Weser-Kurier: Zum Vorstandswechsel bei Siemens schreibt der "Weser-Kurier" (Bremen) in seiner Ausgabe vom 30. Juli 2013:
Bremen (ots)
Auch wenn Peter Löscher jetzt zurückrudert und seinen erzwungenen Abgang nicht mehr an den gleichzeitigen Rücktritt des Aufsichtsratsvorsitzenden koppelt, falls er das überhaupt je getan hat - dennoch: Gerhard Cromme muss gehen. Jetzt ist eine Kompletterneuerung fällig. Das gilt für alle, auch für die Arbeitnehmervertreter im Siemens-Kontrollgremium, allen voran IG-Metall-Chef Berthold Huber. Alle haben zu lange nur zugesehen, anstatt auf die Finger zu klopfen. Als Löscher 2007 von Cromme installiert wurde, steckte Siemens tief im Schlamassel des Schmiergeldskandals. Jetzt wird der traditionsreiche Mischkonzern von technischen Pannen und Versäumnissen gebeutelt. Die Liste ist lang: Die neuen ICE für die Deutsche Bahn kommen nicht auf die Schiene, es gibt massive Verzögerungen bei der Netzanbindung von Offshore-Windparks in der Nordsee. Dazu auch noch Qualitätsprobleme bei Windkraftanlagen in den USA, wo Rotorblätter abbrechen. Stichwort Solar: Vor vier Jahren wollte Löscher Siemens zum Weltmarktführer bei thermischen Sonnenkraftwerken machen - nun wird die Sparte mit Millionenverlust geschlossen.
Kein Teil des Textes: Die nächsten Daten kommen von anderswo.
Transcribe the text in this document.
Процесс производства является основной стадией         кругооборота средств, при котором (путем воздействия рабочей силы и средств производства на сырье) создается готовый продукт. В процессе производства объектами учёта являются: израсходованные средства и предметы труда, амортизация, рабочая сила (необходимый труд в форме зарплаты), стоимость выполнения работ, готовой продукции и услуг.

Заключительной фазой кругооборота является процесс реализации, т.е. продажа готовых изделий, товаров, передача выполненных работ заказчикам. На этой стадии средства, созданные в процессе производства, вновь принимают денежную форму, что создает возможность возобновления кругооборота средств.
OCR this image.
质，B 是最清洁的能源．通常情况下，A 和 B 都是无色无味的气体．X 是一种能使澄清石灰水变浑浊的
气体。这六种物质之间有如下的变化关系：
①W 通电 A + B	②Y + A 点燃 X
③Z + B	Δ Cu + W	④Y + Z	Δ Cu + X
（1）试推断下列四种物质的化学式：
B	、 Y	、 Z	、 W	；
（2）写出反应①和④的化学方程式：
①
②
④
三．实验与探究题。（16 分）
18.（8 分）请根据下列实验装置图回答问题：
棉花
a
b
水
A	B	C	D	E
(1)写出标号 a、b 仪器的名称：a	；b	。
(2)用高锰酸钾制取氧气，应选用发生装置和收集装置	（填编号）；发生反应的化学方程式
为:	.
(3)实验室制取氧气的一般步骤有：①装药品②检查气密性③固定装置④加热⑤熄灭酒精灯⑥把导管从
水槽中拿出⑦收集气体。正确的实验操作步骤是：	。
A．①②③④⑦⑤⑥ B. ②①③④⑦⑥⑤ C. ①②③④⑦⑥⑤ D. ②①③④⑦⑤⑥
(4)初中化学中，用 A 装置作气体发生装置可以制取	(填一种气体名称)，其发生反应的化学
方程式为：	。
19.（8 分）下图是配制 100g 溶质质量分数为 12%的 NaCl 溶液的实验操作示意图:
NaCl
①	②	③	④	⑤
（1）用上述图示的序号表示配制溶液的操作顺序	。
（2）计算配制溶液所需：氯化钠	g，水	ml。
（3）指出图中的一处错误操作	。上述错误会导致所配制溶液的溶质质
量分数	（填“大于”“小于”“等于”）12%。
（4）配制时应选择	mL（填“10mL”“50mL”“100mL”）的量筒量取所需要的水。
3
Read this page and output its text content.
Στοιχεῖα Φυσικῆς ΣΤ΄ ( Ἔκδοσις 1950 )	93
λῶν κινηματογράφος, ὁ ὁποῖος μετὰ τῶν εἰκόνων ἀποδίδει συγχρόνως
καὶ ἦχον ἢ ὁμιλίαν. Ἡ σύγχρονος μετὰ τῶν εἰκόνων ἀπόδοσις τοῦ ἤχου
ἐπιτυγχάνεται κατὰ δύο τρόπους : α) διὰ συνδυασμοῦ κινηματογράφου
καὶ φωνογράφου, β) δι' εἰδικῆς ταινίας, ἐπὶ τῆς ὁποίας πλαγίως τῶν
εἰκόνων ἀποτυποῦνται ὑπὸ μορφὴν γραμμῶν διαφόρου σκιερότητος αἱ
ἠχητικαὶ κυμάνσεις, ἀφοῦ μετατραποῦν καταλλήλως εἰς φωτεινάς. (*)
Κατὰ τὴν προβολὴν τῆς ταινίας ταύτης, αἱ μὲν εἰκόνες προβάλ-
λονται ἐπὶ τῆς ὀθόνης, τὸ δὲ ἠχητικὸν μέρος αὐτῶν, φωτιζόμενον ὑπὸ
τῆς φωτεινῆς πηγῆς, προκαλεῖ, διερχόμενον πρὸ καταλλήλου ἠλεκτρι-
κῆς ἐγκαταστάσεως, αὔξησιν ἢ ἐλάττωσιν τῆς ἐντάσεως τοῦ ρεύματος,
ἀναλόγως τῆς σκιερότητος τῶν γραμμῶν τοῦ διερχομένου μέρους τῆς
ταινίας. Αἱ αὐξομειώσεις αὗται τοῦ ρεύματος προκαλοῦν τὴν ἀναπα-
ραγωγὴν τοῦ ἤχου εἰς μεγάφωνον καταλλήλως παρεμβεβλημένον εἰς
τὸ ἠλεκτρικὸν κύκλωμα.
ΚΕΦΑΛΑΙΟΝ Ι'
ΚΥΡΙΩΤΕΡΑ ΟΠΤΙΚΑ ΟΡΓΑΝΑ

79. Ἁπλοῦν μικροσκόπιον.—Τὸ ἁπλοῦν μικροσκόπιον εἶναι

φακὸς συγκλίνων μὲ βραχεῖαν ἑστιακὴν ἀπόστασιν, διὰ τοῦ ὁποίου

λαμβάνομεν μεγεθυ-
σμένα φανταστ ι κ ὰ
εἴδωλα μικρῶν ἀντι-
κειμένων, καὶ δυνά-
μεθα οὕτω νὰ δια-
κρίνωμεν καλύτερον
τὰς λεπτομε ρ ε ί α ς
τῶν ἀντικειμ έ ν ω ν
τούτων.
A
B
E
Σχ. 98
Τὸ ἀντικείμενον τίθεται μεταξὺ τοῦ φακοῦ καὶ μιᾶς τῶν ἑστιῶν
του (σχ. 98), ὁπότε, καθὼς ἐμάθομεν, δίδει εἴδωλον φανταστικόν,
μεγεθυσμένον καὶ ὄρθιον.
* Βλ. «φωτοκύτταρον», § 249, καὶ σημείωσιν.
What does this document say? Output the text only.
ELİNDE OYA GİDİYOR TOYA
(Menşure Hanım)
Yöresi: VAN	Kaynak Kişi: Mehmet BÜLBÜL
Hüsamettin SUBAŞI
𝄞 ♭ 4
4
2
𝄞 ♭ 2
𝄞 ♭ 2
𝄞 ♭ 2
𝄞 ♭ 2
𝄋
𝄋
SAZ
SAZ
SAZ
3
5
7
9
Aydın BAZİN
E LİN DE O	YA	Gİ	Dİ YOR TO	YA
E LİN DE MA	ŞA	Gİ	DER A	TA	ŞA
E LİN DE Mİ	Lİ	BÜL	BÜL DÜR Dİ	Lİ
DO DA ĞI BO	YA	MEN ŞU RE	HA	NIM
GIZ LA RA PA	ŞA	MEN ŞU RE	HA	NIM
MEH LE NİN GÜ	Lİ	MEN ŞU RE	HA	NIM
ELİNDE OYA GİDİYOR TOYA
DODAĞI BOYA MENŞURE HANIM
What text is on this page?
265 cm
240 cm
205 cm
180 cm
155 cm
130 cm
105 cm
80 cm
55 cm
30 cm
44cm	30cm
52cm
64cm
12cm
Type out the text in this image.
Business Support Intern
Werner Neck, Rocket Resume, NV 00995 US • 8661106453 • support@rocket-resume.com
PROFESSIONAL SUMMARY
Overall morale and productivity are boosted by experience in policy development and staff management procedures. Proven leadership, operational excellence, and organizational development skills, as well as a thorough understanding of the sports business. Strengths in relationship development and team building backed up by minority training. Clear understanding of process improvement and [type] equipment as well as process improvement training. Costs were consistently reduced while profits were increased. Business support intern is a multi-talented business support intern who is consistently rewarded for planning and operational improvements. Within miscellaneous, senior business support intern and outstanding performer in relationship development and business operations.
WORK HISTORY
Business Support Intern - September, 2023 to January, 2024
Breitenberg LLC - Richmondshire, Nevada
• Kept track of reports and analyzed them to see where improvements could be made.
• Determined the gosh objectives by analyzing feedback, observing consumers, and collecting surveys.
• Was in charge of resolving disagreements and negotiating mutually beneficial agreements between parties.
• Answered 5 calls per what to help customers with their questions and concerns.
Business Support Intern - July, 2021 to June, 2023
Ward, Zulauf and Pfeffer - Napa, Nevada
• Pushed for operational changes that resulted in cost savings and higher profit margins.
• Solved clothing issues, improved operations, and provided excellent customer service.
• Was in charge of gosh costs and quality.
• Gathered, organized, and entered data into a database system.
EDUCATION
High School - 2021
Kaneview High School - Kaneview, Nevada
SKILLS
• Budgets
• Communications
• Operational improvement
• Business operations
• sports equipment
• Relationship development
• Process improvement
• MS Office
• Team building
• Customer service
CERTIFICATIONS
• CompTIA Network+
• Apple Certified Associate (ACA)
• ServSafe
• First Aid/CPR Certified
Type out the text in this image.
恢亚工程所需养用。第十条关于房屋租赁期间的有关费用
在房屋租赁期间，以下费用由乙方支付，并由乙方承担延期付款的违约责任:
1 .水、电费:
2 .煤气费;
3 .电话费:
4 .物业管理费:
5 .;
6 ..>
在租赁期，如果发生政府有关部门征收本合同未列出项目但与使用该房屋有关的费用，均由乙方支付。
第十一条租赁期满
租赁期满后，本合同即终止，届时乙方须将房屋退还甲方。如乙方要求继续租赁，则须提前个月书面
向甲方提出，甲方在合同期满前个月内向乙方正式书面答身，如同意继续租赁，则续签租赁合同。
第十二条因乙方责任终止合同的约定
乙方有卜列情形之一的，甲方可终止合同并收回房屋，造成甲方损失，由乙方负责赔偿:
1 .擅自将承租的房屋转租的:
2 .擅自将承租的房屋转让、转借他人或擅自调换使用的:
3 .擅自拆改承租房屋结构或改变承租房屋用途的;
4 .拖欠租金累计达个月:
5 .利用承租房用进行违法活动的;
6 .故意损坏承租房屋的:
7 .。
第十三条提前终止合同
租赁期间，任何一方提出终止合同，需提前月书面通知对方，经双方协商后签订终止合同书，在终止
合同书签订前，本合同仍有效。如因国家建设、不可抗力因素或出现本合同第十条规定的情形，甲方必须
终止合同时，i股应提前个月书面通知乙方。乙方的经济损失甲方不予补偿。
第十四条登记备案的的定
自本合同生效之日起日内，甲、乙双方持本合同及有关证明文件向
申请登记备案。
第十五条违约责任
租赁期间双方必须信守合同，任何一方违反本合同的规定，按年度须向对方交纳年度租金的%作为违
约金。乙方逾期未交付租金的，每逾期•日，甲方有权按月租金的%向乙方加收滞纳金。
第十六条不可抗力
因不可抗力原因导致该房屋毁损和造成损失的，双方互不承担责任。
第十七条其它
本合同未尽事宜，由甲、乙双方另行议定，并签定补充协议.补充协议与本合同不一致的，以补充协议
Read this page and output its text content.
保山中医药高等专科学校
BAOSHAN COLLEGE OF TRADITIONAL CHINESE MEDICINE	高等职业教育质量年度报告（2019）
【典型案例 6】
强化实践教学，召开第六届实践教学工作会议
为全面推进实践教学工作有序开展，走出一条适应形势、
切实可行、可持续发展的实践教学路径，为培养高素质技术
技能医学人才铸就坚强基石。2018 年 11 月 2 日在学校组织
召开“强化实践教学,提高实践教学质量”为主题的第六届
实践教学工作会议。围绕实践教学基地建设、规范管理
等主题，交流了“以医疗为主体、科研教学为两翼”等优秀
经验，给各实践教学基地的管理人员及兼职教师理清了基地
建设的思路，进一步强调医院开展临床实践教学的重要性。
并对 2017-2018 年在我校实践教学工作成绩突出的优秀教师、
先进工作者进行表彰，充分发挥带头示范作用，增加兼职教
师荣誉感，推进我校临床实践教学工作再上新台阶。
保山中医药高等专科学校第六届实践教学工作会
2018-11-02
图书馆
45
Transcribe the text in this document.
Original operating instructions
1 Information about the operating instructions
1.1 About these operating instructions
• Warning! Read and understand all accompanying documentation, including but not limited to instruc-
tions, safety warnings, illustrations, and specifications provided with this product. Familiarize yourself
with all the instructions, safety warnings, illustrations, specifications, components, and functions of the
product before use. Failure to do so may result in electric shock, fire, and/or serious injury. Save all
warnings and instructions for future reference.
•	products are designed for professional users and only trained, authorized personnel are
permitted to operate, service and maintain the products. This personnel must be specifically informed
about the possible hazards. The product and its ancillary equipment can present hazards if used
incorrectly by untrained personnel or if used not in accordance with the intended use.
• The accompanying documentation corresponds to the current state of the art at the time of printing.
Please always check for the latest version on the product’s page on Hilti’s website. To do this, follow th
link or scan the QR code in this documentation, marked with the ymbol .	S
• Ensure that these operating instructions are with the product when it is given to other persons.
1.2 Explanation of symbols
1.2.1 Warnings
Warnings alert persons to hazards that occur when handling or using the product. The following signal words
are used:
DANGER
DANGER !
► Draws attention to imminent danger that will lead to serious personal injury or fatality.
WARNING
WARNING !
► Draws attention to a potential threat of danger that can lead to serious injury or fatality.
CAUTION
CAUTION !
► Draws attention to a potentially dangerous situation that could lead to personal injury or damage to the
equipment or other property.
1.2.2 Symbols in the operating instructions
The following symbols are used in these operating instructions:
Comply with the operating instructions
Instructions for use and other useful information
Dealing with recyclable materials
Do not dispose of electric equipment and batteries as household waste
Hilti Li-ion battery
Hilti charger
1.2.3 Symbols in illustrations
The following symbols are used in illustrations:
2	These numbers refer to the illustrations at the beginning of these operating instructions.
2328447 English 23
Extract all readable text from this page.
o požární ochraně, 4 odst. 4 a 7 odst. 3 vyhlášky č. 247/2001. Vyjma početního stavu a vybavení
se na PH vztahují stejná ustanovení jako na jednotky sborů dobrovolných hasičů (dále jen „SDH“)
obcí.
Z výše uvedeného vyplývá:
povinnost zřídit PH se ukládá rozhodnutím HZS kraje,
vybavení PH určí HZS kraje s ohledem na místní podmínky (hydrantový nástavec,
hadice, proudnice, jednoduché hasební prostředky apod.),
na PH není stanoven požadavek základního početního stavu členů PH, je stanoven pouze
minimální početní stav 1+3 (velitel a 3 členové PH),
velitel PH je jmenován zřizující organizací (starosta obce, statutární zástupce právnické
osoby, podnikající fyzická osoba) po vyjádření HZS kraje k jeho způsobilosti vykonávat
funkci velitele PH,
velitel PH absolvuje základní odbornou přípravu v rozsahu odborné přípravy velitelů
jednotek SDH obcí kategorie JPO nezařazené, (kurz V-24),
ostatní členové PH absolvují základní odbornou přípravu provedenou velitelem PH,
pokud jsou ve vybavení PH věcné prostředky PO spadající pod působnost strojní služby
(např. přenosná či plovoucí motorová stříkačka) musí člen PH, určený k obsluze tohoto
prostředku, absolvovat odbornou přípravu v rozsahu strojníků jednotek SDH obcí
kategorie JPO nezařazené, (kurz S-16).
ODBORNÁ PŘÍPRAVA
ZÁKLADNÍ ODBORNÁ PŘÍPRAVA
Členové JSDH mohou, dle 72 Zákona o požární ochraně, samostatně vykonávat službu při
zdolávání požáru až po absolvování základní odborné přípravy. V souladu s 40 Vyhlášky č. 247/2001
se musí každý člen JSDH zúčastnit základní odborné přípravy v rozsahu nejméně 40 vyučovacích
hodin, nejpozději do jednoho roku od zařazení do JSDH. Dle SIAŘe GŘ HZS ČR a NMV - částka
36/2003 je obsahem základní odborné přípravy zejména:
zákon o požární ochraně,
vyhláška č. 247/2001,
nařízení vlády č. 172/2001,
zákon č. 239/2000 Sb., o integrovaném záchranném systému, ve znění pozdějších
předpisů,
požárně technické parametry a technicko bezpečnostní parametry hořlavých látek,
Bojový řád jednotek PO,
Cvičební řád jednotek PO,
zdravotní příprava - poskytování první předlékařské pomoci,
Außerdem liegen Umsatz und Gewinn erheblich hinter den selbst gesteckten Zielen zurück. Nur den bisherigen Finanzvorstand zum neuen Vorsitzenden zu ernennen, wird kein einziges Problem lösen. Löscher ist nicht allein für die Misere verantwortlich. Aufsichtsratschef Cromme war einmal einer der mächtigsten Manager in Deutschland. Das ist vorbei. Sein glückloses Handeln bei Siemens zeigt Parallelen zum Fall Thyssen-Krupp, wo er sein Mandat als Aufsichtsratsvorsitzender im Frühjahr niederlegen musste: Milliardenverluste, Kartellverfahren und Personalquerelen. Josef Kaeser kommt aus dem Haus. Er ist gut vernetzt, sagt man. Das ist sein Vorteil. Und er kennt die Zahlen. Aber reicht das? Hat er Konzepte und Visionen? Ist der Gemischwarenladen der Elektrobranche zukunftsfähig aufgestellt? Es wird Jahre dauern, bis der schwerfällige Industriegigant wieder auf Touren kommt. Dazu braucht es einen Neustart - einen kompletten.